Update: Given WHC’s arbitrary cut-backs the nurses planned a one-day strike on November 24; however, the strike was called off when Washington Hospital Center administrators agreed to resume bargaining and to put on hold its draconian cut-back plan. The negotiations will resume after the Holidays.
In related news, NN Washington Hospital Center has been under fire for its firing for 18 nurses who couldn’t get to work during last February’s twin blizzards. Despite the controversy, not all of the nurses have been rehired and some have found other jobs. However, NNU achieved a major victory last week when an arbitrator reversed WHC’s decision to fire a registered nurse, who was unable to get to work during the area’s crippling snow storms.

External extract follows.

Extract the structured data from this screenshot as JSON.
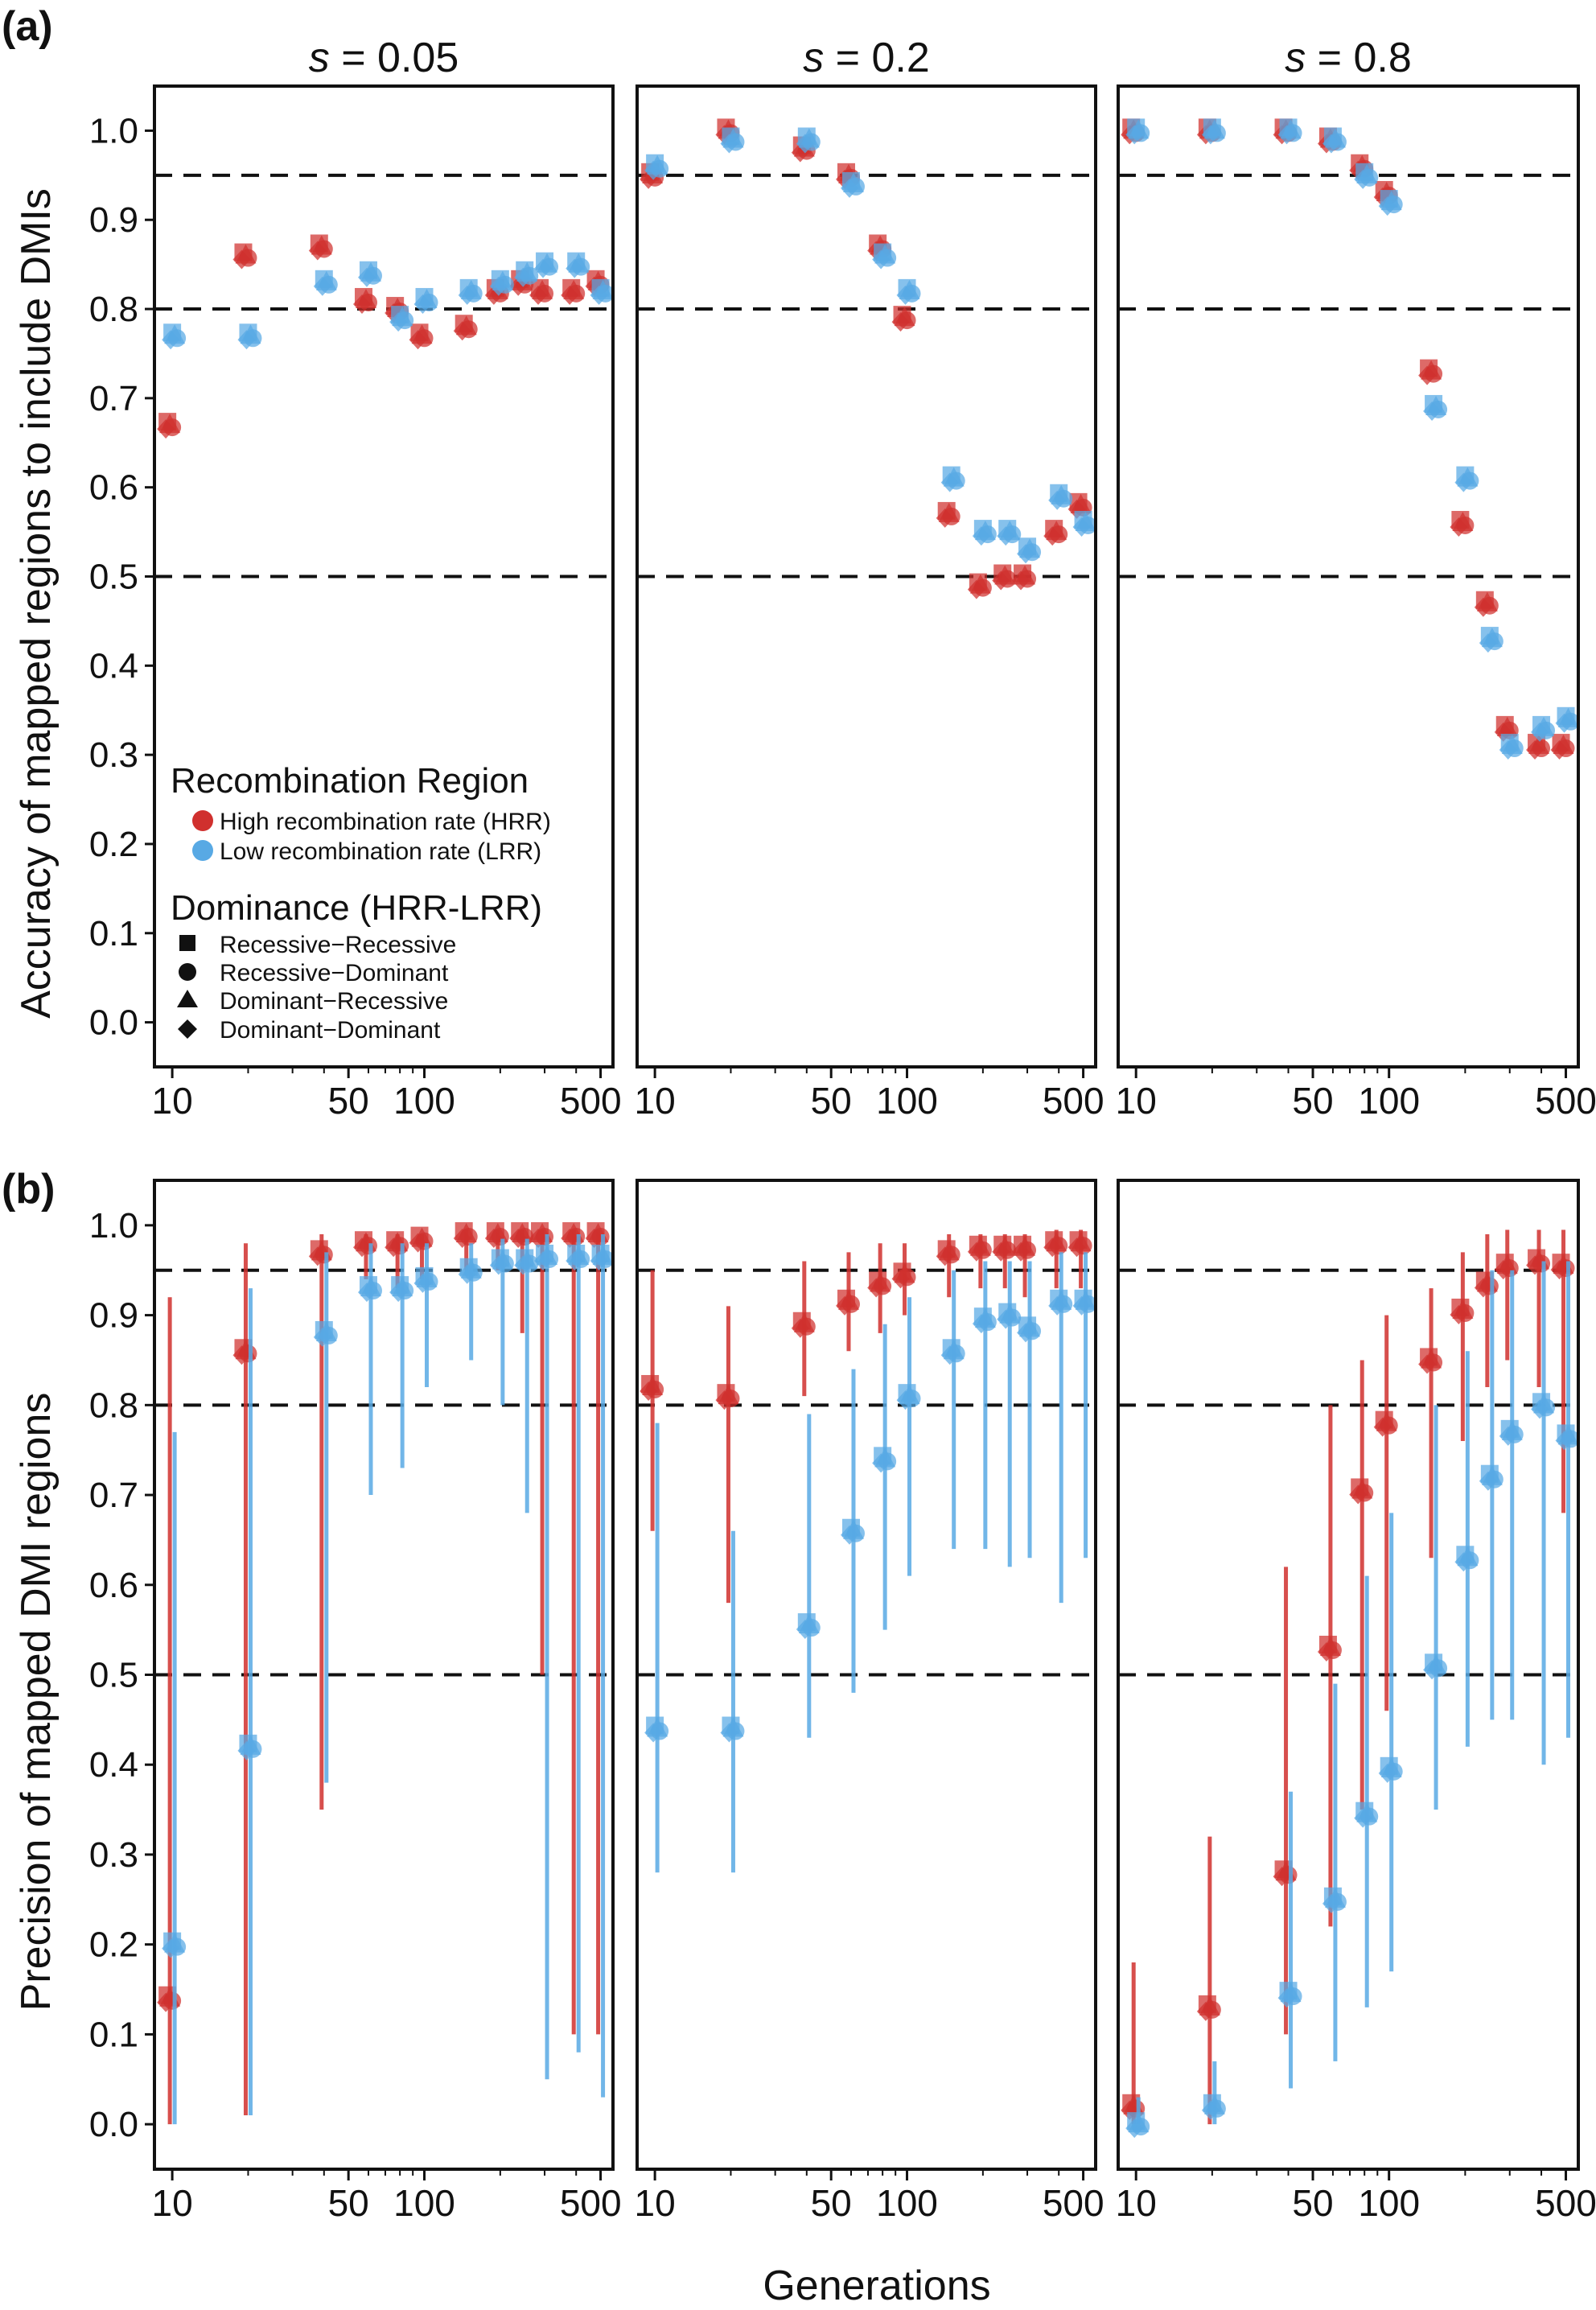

Arbitrator Roger P. Kaplan, directed Washington Hospital Center to cancel the termination of Geri Lee, 54, and awarded her back pay for all but 10 days of the nearly 11 months of since her dismissal. Said Kaplan, “The evidence demonstrated the Lee has an exemplary performance record, having received awards, commendations and testimonials from the employer as well as from patients. The evidence further showed that she has a clean disciplinary record and has not had attendance problems. This is a remarkable record built over 31-plus years of service.” According to union officials, the ruling will open the way for others fired during the snow storm to receive re-instatement and compensation. For more details see: http://www.nationalnursesunited.org/press/entry/arbitrator-orders-washington-hospital-center-to-reinstate-veteran-nurse/
WHC’s treatment of nurses during the snow storm is further indication that the Hospital’s Administration needs to overhaul its approach to its RNs.